Upon matching with these women on a dating app, it wasn’t hard for the associated algorithm on the social media platform to find a similar connection between you and these matches.

There are common interests you share with these women that are displayed on the dating app, and the social media platform it is connected to or affiliated with.

What you look for in a romantic match is often similar to what you look for in a friend.

This leads to you receiving friend suggestions that are similar to the matches you have received on a dating app that is connected to or affiliated with the social media platform.

A dating app and social media platform don’t have to be connected or affiliated with each other directly for this to happen either.

The most popular dating apps and social media platforms are all owned by a few mega corporations.
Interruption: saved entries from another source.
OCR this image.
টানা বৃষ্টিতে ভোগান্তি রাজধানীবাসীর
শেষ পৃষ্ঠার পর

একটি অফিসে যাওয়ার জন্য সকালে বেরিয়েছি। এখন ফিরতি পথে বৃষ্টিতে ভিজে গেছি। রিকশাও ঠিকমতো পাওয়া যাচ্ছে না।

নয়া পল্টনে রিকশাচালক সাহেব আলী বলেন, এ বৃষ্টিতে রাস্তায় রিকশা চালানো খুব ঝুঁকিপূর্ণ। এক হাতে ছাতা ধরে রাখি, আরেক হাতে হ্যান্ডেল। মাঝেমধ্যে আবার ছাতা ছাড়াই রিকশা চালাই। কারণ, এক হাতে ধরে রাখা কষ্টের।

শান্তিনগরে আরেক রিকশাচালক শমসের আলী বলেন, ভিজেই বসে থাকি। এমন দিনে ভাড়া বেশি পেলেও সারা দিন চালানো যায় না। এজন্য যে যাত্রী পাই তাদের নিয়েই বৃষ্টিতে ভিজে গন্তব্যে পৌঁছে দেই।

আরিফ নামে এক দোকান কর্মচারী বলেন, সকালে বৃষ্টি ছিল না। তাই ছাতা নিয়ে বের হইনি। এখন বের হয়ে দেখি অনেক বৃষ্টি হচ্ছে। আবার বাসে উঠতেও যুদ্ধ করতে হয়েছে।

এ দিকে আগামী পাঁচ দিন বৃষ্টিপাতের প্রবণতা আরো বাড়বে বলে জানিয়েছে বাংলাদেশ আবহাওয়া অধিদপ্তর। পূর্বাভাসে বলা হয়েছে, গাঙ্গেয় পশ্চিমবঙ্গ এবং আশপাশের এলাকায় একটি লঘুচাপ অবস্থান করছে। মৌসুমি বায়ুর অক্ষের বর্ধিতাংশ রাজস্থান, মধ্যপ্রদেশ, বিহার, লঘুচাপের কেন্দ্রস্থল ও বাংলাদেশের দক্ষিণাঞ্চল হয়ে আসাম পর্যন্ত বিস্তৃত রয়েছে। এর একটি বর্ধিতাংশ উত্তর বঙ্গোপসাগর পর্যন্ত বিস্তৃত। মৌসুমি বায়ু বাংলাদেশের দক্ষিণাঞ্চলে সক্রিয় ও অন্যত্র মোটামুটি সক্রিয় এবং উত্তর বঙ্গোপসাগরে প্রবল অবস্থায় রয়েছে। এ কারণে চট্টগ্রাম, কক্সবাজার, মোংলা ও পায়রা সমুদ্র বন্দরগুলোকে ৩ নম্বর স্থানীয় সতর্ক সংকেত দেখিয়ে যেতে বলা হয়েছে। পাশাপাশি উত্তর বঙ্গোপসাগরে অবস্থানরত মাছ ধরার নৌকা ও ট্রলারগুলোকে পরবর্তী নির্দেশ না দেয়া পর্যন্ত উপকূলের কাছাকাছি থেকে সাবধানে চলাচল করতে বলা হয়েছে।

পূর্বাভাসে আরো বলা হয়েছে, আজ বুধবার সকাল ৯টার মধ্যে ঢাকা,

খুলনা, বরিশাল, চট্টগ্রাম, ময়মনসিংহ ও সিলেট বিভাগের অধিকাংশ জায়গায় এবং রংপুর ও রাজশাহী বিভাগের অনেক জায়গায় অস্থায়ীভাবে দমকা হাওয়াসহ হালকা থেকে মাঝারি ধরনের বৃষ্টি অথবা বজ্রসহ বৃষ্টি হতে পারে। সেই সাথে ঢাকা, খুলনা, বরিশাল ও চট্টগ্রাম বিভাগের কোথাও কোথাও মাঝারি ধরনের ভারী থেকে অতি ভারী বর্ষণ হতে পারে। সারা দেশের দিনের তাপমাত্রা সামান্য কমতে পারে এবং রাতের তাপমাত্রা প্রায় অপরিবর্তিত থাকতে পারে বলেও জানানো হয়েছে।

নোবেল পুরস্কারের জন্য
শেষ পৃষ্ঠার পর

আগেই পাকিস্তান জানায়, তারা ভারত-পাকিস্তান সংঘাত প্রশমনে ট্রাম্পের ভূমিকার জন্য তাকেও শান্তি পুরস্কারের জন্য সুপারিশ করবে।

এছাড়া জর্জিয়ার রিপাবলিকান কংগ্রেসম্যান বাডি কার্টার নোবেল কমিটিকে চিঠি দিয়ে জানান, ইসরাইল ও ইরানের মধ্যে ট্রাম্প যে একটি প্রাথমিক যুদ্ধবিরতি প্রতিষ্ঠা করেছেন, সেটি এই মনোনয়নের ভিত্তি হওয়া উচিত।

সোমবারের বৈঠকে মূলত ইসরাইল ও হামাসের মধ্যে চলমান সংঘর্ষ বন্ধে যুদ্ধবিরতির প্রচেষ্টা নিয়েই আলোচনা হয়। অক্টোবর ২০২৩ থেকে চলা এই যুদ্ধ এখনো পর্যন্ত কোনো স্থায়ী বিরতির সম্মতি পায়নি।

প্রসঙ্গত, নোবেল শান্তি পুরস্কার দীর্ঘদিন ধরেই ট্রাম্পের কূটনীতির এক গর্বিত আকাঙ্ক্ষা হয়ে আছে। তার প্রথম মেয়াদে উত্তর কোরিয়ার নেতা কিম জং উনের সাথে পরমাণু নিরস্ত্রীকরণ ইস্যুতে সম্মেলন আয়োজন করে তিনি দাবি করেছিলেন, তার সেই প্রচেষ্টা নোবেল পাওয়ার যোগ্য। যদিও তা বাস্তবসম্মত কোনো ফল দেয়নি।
A dating app that isn’t connected to or affiliated with the social media platform, could both be owned by the same company.

With this indirect connection, there remains a possibility that you end up seeing these matches as suggested friends on your social media.

With ownership under the control of one company, it is likely the same methodology is used in matching people and suggesting friends.

The company has access to your accounts on the dating app and on social media, as well as hers.

Meaning, it is feasible that you start seeing these matches on a dating app show up as suggested friends on your social media too.

Furthermore, cookies are a factor.

Browser or web cookies to be exact.

A cookie is a piece of data from a website that is preserved within a web browser that a website can recover at a subsequent time.

In layman’s terms, it’s like a tracker that watches your website behavior and uses that information to present targeted content at you whenever you return to the website.

There are good odds that a dating app and social media platform you use have put cookies on your computer that are triggered whenever you visit either.

This gives either one further insight into your online behavior, which gives them the latitude to put similar content in front of you.

Ergo, you are now seeing the matches you get on a dating app show up on your social media.